In Sungai Besar, the war of the two dumplings

Amanah candidate Azhar Shukur (third left) with party president Mohamad Sabu (far left), Sekinchan assemblyman Ng Suee Lim (second left) and Lim Kit Siang (far right) preparing the 'bak chang' for handout yesterday.
Amanah candidate Azhar Shukur (third left) with party president Mohamad Sabu (far left), Sekinchan assemblyman Ng Suee Lim (second left) and Lim Kit Siang (far right) preparing the 'bak chang' for handout yesterday.

Follow us on Instagram and subscribe to our Telegram channel for the latest updates.


SABAK BERNAM, June 12 — PAS and Amanah are locked in a dumpling war to secure the crucial Chinese vote here, in further signs of the role the community will play in the by-election where Malay support is set to be divided.

Both Islamist parties handed out halal “bak chang (meat dumplings)” while on the campaign trail that coincides with the Zongzi or dumpling festival. Although Sungai Besar is a Malay majority seat, the Chinese community make up nearly one third of the votes.

According to DAP vice president Teresa Kok, the dumplings were handed to residents in Sekinchan, a largely Chinese township in the constituency, so that they will be familiar with Amanah candidate Azhar Abdul Shukur, as his party’s logo is a triangle and similar in shape to the dumplings.

“People normally see our face (DAP leaders) and they associate it with the rocket logo. But, this time we told them to vote for the orange party, which has a logo that resembles the halal bak chang. Undilah parti bak chang,” she told the audience during a ceramah tonight.

The months-old Amanah is struggling for recognition in the by-election, with party communications director Khalid Samad previously revealing that just 8 per cent of voters knew of Amanah at the start of the campaign period.

The notion was not unique, however, and the dumpling tactic was also adopted by PAS, which is seen as the more conservative of the two Islamist parties and the current bogeyman among the Chinese community, owing to its pursuit of hudud.

Candidate Dr Abdul Rani Osman yesterday also gave out halal dumplings during a walkabout in the Sekinchan market, along with other campaign material such as flyers explaining his party’s so-called hudud Bill that was tabled unexpectedly in Parliament last month.

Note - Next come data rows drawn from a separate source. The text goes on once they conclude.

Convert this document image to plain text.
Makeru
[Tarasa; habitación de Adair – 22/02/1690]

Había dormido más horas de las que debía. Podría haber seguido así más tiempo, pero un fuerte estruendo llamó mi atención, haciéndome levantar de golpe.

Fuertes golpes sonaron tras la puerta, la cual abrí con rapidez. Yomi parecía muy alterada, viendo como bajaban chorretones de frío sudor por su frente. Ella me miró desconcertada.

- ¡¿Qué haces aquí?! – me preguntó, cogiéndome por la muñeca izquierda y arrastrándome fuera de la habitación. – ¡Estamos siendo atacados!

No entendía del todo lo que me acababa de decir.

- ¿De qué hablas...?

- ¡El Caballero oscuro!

“The flyers are meant to specifically explain what the recent move on strengthening the Shariah system is about, and how it will not affect the position of non-Muslims,” Rani told Malay Mail during the walkabout.

It remains to be seen how effective the tactic will be among the Chinese voters here. Rani’s visit was met with confusion among the older residents at the market, and required the help of Mandarin- and Teochew-speaking volunteers to bridge the language gap.

Chinese support had been vital in helping PAS come within just 399 votes of defeating Barisan Nasional here in Election 2013, but social media researcher Politweet said in its analysis of the Sungai Besar and Kuala Kangsar polls that the community would likely not renew its support for the Islamist party.

The new beneficiary is set to be Amanah, although the PAS splinter party must first overcome its lack of recognition among voters. Unfamiliarity with the party’s logo, a white triangle with stripes on an orange background, has led some to believe that it is an independent party. Others also believe PAS to still be in the opposition pact.

The Sungai Besar by-election on June 18 will see BN’s Sungai Panjang assemblyman Budiman Mohd Zohdi go up against Abdul Rani and Azhar.

The Chinese dumpling festival is celebrated in the fifth month of each lunar year. Legend has it that the festival came about to commemorate a famous and beloved Chinese poet who lived during the War of the Three Kingdoms.